The third one is from midway between \$x_1\$ and \$x_2\$ to midway between \$x_2\$ and \$x_3\$: \$(x_2 + x_1)/2\$ to \$(x_3 + x_2)/2\$.
The fourth one is from midway between \$x_2\$ and \$x_3\$ to midway between \$x_3\$ and \$x_\max\$: \$(x_3 + x_2)/2\$ to \$(x_\max + x_3)/2\$.
The last one is from midway between \$x_3\$ and \$x_\max\$ to $x_\max\$: $(x_3 + x_\max)/2\$ to \$x_\max\$.

Their widths are thus
$$\begin{aligned}
w_1 &= \frac{x_1 + x_\min}{2} - x_\min &= \frac{x_1 - x_\min}{2} \\
w_2 &= \frac{x_2 + x_1}{2} - \frac{x_1 + x_\min}{2} &= \frac{x_2 - x_\min}{2} \\
w_3 &= \frac{x_3 + x_2}{2} - \frac{x_2 + x_1}{2} &= \frac{x_3 - x_1}{2} \\
w_4 &= \frac{x_\max + x_3}{2} - \frac{x_3 + x_2}{2} &= \frac{x_\max - x_2}{2} \\
w_5 &= x_\max - \frac{x_\max - x_3}{2} &= \frac{x_\max - x_3}{2} \\
\end{aligned}$$
The height of the first rectangle is \$f(x_\min)\$, the second rectangle \$f(x_1)\$, the third rectangle \$f(x_2)\$, the fourth rectangle \$f(x_3)\$, and the fifth rectangle \$f(x_\max)\$.
Thus, the areas of each rectangle, i.e. the approximate integral over each interval, are
$$\begin{aligned}
A_1 &= f(x_\min) \frac{x_1 - x_\min}{2} \\
A_2 &= f(x_1) \frac{x_2 - x_\min}{2} \\
A_3 &= f(x_2) \frac{x_3 - x_1}{2} \\
A_4 &= f(x_3) \frac{x_\max - x_2}{2} \\
A_5 &= f(x_\max) \frac{x_\max - x_3}{2} \\
\end{aligned}$$
and the approximate integral is their sum, \$A_1 + A_2 + A_3 + A_4 + A_5\$.

Yes, the first and last rectangles are narrower than the others.  (I also should have shown how \$w_2\$ and \$w_{N-1}\$ are calculated, but forgot, because I usually use \$x_0 = x_\min\$ and \$x_{N-1} = x_\max\$.)

[RJSV]

   Actually, maybe I 'caught' one small glitch...

   However, feels like the fictitious Rip Van Winkle story, where, this time,  I've woken up and discovered a whole new world (mathematics):   it's maybe like a fabric with many new moth holes..., or actually mostly holes with nothing but air, plus a few strands of intact fabric.
   Just trying to get a more literal grasp of the nomenclature, for labels on repeated divisions (using 'i').  How to work in the time variable 't' in those, as it's differential with respect to 't', and integrals w. respect to 't'...Getting all that coordinated, before even dealing with solving or modifying (the equations).
   I don't recall an explicit use of 'anti-derivative' anywhere, although certainly it was discussed in classroom...(that was what? 55 years ago!)

Anybody see, where I've set my coffee cup ?
- - -Rick

[IanB]

I don't recall an explicit use of 'anti-derivative' anywhere, although certainly it was discussed in classroom...(that was what? 55 years ago!)

You would use the anti-derivative when doing symbolic integration.

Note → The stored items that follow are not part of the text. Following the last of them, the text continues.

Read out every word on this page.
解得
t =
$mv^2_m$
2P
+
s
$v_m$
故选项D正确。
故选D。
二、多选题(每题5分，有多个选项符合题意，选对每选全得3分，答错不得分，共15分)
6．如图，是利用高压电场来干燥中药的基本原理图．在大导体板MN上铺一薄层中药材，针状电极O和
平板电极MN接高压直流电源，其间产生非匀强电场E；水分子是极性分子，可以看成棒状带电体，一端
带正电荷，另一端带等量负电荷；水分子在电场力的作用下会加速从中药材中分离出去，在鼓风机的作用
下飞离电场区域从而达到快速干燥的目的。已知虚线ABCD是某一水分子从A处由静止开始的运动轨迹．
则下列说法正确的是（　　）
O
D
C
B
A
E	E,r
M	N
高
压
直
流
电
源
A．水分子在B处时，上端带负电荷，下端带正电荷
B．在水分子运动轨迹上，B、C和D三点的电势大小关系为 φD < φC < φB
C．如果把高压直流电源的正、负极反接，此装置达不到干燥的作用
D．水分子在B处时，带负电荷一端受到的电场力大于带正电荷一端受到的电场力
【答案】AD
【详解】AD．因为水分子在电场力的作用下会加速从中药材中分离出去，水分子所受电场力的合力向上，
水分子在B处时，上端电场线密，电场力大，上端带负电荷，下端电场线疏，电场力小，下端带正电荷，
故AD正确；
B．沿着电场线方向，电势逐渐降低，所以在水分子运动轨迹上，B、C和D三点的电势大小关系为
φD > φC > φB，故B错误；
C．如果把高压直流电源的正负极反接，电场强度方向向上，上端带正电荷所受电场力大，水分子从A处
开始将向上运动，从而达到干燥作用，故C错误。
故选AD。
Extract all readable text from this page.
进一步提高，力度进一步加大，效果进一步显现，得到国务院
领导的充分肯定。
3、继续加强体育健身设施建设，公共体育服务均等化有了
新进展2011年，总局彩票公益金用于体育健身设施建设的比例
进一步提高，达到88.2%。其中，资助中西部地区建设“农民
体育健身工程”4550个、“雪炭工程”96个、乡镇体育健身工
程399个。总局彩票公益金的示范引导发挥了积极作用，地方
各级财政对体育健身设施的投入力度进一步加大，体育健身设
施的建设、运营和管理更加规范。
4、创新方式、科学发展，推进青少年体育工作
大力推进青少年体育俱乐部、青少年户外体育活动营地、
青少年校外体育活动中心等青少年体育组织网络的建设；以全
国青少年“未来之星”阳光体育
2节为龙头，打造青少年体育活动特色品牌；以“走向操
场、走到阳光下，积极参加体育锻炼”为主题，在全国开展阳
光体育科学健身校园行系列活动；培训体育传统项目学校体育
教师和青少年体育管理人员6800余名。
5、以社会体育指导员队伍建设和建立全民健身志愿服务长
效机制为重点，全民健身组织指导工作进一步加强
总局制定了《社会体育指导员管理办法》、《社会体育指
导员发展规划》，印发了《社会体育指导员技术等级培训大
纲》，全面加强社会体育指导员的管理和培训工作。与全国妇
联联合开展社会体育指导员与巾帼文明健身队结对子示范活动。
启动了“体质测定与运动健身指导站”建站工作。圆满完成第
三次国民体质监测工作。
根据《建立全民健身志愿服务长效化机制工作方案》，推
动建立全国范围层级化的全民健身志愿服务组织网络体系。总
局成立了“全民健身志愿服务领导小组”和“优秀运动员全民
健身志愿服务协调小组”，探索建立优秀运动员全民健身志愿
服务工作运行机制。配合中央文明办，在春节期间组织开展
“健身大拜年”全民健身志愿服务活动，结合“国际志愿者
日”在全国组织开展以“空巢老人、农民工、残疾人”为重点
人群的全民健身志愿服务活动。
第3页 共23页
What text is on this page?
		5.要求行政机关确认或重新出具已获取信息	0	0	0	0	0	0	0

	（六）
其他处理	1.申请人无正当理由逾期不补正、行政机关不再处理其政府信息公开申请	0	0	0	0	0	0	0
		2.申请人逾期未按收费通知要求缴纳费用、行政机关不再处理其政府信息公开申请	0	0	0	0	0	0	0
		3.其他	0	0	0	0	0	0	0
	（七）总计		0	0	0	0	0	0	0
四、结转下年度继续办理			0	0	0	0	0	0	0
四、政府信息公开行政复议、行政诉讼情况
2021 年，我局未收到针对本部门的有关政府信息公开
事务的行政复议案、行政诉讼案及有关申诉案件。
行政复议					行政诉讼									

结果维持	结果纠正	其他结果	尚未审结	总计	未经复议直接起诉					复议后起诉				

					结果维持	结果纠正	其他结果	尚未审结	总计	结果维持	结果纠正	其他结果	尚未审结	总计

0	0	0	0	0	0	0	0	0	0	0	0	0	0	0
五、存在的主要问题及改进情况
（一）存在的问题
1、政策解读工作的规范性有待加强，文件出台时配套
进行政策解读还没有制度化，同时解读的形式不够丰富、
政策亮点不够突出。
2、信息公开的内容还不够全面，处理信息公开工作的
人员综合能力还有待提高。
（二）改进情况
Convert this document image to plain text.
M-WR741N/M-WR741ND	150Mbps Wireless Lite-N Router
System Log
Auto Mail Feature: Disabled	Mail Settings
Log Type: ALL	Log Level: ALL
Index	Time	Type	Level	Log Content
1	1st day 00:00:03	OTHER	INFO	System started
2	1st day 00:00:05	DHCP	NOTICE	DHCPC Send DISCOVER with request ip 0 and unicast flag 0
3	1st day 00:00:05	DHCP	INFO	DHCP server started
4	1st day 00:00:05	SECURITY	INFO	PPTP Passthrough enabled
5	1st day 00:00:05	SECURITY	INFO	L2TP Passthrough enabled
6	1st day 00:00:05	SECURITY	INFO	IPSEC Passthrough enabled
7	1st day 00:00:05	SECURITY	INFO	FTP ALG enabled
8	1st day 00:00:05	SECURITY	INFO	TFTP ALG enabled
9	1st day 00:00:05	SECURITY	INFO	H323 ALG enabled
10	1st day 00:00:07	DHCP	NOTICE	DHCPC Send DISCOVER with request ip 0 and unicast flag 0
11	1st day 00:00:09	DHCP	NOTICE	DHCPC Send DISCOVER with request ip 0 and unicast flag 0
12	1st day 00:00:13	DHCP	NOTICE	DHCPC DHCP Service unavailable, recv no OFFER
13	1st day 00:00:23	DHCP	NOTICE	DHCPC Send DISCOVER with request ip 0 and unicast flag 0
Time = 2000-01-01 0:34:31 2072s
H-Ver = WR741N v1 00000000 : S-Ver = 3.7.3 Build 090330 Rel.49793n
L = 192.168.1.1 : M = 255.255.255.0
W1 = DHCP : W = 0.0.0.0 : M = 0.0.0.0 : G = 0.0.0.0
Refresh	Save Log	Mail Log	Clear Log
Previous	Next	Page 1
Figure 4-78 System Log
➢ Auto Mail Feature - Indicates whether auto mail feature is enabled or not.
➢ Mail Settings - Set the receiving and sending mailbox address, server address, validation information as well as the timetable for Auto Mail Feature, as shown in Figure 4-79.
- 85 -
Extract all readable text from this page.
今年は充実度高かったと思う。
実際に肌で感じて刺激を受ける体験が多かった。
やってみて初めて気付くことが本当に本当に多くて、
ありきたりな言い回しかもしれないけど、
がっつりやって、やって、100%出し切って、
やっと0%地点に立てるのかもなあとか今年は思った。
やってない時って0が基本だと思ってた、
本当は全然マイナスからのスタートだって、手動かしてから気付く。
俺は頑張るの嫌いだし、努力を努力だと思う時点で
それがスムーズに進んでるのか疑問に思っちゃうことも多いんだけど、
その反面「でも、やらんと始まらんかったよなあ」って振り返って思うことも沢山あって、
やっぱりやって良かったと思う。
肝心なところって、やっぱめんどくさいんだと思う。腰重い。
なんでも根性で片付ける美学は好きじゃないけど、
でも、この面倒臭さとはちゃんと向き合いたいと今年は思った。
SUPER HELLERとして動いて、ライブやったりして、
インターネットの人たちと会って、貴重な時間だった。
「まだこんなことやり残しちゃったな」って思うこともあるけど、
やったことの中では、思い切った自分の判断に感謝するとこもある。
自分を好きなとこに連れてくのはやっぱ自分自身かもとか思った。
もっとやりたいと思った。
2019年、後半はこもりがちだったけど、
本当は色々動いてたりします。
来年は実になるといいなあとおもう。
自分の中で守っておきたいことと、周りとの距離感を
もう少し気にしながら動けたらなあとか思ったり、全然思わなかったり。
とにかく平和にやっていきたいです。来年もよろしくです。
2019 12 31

For instance, if you want to integrate \$x^2\$, you will need that the anti-derivative of \$x^2\$ is \$\frac13 x^3\$. That will give you the indefinite integral as:
$$\int x^2 \,\textrm{d}x=\textstyle\frac13 x^3 + C$$
Or the definite integral as:
$$\int_a^b x^2 \, \textrm{d}x=\left[ \textstyle\frac13 x^3 \right]_a^b$$

[RJSV]

(December 5th post has my diagram, of the three hierarchial related formulas, increased 'order' equation has X squared, mid equation at complexity of 'X', and lastly the third, least complex equation is just a constant.
   But, again, don't recall anything said about 'anti-derivatives', although that dynamic (of reversal) was certainly a major part of explanation of the history of developing an ever expanding table of integrals (solutions).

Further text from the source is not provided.